Llegó una muchacha a la reja del soportal. Erró una llave en el cerrojo. Luego abrió la reja sin echar de menos al hombre, cuyo rostro, entre rizos encanecidos, seguía reclinado en el intercomunicador.
—Debo confesarle algo —dijo de repente, al engendrar un aborto en el silencio que ella no censuraba—. Por cierto —continuó luego que la chica entrara al vestíbulo del edificio—, una confesión al margen de este coloquio: acabo de ver una chica que llevaba puestas diminutas mordazas de color rosa. En vano, ese pálido color acalla sus partes de mujer plena. Deseé poseerla más allá de sus reticencias y aprobaciones.

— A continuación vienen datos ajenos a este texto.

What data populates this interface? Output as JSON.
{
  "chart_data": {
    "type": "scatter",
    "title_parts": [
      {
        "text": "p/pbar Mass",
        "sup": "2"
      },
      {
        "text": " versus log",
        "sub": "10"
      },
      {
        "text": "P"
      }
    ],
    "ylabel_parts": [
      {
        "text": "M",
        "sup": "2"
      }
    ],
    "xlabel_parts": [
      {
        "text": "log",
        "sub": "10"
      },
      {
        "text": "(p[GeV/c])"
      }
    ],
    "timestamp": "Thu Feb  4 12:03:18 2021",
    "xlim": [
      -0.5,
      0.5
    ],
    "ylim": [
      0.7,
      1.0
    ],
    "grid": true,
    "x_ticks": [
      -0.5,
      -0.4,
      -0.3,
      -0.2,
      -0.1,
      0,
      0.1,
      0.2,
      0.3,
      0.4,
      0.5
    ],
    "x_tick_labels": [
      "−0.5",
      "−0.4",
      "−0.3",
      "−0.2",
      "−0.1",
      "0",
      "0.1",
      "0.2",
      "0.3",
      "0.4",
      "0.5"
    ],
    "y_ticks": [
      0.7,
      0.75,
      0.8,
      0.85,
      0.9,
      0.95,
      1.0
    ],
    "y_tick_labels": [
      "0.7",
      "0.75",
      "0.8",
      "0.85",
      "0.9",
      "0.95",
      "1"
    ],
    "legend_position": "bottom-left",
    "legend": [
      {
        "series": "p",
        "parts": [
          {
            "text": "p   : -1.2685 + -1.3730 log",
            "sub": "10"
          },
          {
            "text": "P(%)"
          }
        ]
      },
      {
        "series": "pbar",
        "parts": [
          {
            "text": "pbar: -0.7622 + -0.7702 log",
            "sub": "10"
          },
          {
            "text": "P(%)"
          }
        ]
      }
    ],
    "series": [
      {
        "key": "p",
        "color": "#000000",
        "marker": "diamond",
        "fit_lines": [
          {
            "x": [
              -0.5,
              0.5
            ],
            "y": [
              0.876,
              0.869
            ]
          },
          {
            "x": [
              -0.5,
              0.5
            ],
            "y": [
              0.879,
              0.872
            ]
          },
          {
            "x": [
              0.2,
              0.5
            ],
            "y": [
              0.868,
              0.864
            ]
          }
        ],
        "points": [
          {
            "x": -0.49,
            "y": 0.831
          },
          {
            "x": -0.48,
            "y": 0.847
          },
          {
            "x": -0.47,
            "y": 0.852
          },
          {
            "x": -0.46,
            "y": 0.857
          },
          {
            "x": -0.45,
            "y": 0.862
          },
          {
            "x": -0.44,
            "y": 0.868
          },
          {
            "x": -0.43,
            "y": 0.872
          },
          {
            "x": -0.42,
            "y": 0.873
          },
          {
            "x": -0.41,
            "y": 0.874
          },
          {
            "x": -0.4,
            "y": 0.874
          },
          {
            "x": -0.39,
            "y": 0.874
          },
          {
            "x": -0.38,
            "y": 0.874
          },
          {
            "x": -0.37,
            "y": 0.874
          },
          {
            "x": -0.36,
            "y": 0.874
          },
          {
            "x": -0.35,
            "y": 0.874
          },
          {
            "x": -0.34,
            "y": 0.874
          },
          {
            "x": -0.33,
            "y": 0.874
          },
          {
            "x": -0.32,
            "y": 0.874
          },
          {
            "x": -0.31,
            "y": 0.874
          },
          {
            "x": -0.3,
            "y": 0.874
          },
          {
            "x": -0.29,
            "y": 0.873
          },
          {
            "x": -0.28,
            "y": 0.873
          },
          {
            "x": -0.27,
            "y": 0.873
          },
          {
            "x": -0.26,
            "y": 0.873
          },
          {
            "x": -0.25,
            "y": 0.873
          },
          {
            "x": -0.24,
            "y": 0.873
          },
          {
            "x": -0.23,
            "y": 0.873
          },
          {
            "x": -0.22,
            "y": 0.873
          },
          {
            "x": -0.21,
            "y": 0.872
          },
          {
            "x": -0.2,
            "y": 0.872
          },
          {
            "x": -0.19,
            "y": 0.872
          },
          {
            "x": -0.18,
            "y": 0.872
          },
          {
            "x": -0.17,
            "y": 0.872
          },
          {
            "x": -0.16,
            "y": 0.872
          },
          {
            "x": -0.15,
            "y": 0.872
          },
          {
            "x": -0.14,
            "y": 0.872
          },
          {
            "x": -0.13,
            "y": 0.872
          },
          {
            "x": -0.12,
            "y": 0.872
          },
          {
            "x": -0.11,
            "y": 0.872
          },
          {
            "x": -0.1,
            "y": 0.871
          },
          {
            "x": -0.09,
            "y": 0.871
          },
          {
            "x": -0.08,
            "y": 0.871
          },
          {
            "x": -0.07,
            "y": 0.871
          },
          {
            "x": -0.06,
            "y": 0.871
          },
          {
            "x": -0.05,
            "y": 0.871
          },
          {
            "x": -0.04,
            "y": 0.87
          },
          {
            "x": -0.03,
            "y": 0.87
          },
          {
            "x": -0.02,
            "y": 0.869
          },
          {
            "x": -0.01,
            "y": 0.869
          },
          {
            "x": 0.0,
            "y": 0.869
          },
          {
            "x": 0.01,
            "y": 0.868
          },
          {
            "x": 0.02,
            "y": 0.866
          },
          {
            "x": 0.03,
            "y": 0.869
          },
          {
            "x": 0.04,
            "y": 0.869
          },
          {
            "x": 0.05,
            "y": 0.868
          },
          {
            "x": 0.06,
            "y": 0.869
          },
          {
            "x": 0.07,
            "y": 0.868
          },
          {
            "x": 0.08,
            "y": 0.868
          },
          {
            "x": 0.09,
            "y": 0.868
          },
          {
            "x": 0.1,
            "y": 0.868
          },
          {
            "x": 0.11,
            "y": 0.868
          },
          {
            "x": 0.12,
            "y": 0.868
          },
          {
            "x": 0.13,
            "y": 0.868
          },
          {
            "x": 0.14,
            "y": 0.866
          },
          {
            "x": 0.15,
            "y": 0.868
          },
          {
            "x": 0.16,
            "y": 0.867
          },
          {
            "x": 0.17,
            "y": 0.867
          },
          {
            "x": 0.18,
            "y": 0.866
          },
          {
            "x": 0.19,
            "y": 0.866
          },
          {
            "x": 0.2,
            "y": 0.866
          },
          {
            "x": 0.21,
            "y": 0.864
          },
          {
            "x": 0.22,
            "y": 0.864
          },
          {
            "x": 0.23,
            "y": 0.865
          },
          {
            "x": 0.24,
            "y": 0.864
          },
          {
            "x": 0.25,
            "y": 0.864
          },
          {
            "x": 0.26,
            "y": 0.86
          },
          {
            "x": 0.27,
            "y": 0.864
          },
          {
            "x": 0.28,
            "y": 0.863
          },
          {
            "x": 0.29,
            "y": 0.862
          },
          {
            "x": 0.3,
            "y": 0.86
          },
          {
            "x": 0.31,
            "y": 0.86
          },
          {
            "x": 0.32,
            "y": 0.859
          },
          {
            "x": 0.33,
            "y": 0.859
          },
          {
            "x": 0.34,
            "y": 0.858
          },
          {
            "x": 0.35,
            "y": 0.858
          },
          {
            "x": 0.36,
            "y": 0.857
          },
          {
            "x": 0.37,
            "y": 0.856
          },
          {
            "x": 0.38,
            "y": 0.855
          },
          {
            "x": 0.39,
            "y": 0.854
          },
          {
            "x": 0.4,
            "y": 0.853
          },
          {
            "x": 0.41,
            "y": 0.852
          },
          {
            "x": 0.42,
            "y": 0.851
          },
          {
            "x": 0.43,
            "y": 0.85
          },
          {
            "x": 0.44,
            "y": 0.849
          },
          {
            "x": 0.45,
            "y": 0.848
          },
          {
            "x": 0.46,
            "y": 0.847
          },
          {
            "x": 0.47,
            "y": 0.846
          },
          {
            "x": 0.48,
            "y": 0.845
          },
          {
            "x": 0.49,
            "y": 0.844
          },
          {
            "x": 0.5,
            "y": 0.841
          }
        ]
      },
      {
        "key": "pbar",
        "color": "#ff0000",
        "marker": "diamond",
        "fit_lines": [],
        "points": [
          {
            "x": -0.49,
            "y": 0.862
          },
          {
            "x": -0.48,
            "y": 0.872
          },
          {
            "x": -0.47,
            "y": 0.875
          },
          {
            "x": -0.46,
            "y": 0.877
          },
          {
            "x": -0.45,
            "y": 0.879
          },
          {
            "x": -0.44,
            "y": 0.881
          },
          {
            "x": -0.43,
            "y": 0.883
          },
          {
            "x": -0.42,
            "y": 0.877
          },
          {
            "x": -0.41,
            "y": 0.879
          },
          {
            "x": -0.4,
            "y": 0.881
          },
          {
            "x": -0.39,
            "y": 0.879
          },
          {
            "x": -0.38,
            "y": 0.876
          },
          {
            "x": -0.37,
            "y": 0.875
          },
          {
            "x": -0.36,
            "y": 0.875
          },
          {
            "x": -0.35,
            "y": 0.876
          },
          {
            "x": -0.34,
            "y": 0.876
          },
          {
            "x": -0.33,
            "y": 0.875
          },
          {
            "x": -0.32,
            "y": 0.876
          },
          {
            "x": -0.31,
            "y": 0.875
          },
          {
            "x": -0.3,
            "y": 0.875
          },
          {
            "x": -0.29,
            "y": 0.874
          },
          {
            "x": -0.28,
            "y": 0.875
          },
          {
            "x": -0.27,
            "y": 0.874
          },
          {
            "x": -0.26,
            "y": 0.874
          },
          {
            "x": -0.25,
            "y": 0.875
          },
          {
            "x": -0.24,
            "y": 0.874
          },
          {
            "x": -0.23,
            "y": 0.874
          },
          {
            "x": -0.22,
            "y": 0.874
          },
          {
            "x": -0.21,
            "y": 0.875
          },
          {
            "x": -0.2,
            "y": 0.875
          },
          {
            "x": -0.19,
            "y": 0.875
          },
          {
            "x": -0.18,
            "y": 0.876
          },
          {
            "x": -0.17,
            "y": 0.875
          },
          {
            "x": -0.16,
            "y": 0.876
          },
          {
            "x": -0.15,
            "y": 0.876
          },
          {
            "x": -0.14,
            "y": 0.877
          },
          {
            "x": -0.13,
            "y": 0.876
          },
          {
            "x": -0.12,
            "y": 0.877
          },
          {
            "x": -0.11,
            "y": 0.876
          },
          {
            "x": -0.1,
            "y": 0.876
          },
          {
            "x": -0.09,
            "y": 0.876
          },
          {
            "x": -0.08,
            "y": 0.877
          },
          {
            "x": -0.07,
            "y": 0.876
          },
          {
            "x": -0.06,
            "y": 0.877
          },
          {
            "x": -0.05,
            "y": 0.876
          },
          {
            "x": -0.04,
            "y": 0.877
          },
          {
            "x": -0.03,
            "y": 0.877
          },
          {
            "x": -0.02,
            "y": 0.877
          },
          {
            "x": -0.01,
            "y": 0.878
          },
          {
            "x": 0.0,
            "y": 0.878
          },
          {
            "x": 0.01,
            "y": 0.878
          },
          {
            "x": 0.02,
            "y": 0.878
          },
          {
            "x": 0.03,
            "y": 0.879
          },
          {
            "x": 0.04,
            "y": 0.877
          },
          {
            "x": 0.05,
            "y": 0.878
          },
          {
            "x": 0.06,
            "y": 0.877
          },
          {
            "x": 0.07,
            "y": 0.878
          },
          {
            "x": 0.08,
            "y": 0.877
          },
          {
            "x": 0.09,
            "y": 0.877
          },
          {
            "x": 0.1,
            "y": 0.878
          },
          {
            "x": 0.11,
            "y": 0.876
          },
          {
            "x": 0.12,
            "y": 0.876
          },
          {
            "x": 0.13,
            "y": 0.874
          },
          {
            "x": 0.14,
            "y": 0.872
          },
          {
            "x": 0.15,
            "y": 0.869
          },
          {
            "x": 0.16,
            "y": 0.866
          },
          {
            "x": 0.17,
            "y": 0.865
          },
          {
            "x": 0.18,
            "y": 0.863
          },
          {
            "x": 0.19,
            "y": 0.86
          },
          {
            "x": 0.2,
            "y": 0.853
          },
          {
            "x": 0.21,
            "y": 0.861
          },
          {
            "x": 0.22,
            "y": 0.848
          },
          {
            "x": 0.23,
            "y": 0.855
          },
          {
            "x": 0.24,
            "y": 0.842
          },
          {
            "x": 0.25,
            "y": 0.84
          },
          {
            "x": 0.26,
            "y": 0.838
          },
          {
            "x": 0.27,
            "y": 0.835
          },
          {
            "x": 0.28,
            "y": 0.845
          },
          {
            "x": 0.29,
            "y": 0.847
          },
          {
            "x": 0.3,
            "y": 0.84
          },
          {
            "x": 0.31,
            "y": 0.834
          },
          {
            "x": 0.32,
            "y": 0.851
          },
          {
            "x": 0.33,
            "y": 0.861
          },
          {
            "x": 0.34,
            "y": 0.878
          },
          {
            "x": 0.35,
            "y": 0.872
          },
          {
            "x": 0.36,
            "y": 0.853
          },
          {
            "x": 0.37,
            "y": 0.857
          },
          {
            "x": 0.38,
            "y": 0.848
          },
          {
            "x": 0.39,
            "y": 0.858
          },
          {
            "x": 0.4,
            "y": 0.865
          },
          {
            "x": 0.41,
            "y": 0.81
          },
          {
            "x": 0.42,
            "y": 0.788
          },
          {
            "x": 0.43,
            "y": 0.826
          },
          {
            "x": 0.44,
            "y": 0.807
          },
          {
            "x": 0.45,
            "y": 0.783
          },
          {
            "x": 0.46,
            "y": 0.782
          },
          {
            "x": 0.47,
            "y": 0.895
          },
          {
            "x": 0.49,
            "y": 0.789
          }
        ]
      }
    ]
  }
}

—Ya abusó de ella, ¿no es cierto?
—No, cómo cree. No la conozco. Además, nunca he atinado con mujeres jóvenes, quizá porque no tengo la terquedad física para someterlas ni la templanza psicológica para seducirlas.
—Abusó de ella, ¿verdad?—insistió, escéptica.
—Vamos, mujer. Apenas si tengo el empuje para masturbarme después de un precario monólogo, lo que ha sido de un tiempo acá el único rigor de mi ascética mansedumbre. Por otro lado,  ¿es usted, entonces, mi confesor ahora?
—Si quiere el primer consejo de la religión que a diestra y siniestra nos une, se lo diré sin más. Abordé esa chica, y si se resiste use los medios que pueda multiplicar la capacidad de sus limitaciones.
—Créame que tendré en cuenta el proverbio, en la medida que me sea posible.
—Veo que usted se conforma siempre.
—Tiene razón, señora; es cuestión de conformarse. En fin, no valdría la pena otra cosa que finalmente pruebe lo mismo. Sólo me queda enorgullecerme de ser el testigo de quienes también me rivalizarían con encono, para lo cual la impotencia propia, si no la audaz esperanza ajena, posterga la educación de otros hijos.
—Entonces qué hace para sobrevivir
—Por lo pronto, vivir: vivo mi tiempo, pues más de lo cual no puedo vivir.
— Luego, en este punto, ¿qué es para usted “su tiempo”?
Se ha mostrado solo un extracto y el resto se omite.